Strings.exe提取它找到的所有字符串(来自二进制文件,但也适用于文本文件)并使用文件名和冒号预先添加每个结果,因此在regexp中考虑到这一点(或使用cut或管道中的其他步骤) )。 -s使它进行递归提取,-b只是抑制横幅消息。

Ultimately I'm still kind of surprised that the flagship searching utilities Gnu grep and findstr don't handle Unicode character encodings natively.

最终,我仍然感到惊讶的是,旗舰搜索实用程序Gnu grep和findstr本身不处理Unicode字符编码。


On Windows, you can also use find.exe.


find /i /n "YourSearchString" *.*

The only problem is this prints file names followed by matches. You may filter them by piping to findstr


find /i /n "YourSearchString" *.* | findstr /i "YourSearchString"


findstr /s /c:some-symbol *

can be replaced with the following character encoding aware command:


for /r %f in (*) do @find /i /n "some-symbol" "%f"


A workaround is to convert your UTF-16 to ASCII or ANSI


TYPE UTF-16.txt > ASCII.txt

Then you can use FINDSTR.


FINDSTR object ASCII.txt


In higher versions of Windows, UTF-16 is supported out-of-box. If not, try changing active code page by chcp command.


In my case when using findstr alone was failing for UTF-16 files, however it worked with type:


type *.* | findstr /s /c:some-symbol


According to this blog article by Damon Cortesi grep doesn't work with UTF-16 files, as you found out. However, it presents this work-around:

根据Damon Cortesi撰写的这篇博客文章,grep与UTF-16文件不兼容,正如您所发现的那样。但是,它介绍了这种解决方法:

for f in `find . -type f | xargs -I {} file {} | grep UTF-16 | cut -f1 -d\:`
        do iconv -f UTF-16 -t UTF-8 $f | grep -iH --label=$f ${GREP_FOR}

This is obviously for Unix, not sure what the equivalent on Windows would be. The author of that article also provides a shell-script to do the above that you can find on github here.
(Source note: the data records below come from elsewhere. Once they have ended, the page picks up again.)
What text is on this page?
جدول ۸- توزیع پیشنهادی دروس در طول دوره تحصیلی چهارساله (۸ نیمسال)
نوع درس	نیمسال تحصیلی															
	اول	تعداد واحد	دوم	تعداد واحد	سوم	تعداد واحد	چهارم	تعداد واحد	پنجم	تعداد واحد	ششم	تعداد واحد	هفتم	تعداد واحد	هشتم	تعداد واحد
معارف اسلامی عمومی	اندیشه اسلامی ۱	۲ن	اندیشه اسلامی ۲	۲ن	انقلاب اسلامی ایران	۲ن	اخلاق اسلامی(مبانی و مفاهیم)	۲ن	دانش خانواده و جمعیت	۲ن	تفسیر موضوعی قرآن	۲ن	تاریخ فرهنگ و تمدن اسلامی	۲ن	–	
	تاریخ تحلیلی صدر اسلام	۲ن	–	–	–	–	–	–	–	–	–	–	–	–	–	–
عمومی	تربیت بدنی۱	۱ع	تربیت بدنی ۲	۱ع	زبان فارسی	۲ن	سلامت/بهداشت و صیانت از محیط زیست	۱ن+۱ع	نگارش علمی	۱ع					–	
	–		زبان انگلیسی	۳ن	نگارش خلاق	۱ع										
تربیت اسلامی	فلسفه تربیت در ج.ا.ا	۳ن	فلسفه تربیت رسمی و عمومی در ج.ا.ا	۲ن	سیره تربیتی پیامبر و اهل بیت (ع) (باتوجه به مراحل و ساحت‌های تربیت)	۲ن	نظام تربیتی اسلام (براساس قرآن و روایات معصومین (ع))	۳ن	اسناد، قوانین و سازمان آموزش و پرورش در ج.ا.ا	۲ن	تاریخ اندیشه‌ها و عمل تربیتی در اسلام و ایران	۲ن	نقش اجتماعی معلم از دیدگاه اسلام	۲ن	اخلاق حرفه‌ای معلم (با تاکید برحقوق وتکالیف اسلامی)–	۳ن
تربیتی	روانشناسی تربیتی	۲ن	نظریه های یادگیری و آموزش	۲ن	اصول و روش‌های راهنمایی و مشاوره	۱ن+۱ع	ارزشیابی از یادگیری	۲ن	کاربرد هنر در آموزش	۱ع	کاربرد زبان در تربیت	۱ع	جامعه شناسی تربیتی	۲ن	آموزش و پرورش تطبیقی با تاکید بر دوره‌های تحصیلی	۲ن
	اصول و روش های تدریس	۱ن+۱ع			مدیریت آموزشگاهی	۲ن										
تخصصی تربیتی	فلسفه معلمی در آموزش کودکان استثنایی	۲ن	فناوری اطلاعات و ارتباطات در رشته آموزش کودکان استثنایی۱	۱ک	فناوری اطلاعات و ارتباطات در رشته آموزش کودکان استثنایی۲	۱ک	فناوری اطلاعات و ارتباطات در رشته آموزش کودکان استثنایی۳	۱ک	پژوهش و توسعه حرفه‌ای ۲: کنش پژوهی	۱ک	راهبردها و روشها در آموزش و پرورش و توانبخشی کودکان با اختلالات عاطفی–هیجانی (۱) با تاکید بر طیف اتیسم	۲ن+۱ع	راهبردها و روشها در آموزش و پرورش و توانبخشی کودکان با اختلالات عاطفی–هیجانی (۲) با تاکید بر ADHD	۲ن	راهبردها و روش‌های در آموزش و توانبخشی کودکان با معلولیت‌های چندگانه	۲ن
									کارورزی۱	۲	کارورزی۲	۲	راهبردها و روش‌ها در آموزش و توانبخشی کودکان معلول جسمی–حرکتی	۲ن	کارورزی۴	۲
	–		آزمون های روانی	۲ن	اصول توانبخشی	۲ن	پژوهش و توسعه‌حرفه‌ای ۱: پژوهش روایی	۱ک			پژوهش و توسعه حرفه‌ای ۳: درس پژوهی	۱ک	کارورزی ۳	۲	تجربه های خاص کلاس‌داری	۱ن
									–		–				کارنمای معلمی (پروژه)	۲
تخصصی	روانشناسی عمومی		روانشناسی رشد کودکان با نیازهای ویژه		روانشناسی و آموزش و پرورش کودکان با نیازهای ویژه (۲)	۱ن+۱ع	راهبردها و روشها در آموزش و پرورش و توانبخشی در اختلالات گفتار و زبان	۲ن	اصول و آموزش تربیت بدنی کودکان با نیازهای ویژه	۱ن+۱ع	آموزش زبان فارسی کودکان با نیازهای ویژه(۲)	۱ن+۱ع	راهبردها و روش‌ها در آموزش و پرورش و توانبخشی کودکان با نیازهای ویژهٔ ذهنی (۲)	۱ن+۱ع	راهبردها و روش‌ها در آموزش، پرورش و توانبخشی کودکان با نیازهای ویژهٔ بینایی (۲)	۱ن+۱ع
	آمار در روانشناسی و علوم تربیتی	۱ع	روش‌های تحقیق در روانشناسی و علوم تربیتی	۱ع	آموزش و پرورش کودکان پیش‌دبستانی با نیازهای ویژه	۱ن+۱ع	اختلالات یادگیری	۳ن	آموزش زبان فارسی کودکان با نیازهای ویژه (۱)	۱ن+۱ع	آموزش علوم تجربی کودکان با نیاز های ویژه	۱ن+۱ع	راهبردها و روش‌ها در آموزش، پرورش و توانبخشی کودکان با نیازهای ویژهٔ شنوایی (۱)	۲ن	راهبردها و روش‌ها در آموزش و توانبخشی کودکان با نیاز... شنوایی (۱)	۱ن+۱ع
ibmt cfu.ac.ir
This only greps files that are UTF-16. You'd also grep your ASCII files the normal way.

这只是greps UTF-16文件。你也可以正常方式grep你的ASCII文件。


You didn't say which platform you want to do this on.


On Windows, you could use PowerGREP, which automatically detects Unicode files that start with a byte order mark. (There's also an option to auto-detect files without a BOM. The auto-detection is very reliable for UTF-8, but limited for UTF-16.)

在Windows上,您可以使用PowerGREP,它会自动检测以字节顺序标记开头的Unicode文件。 (还有一个选项可以自动检测没有BOM的文件。自动检测对于UTF-8非常可靠,但仅限于UTF-16。)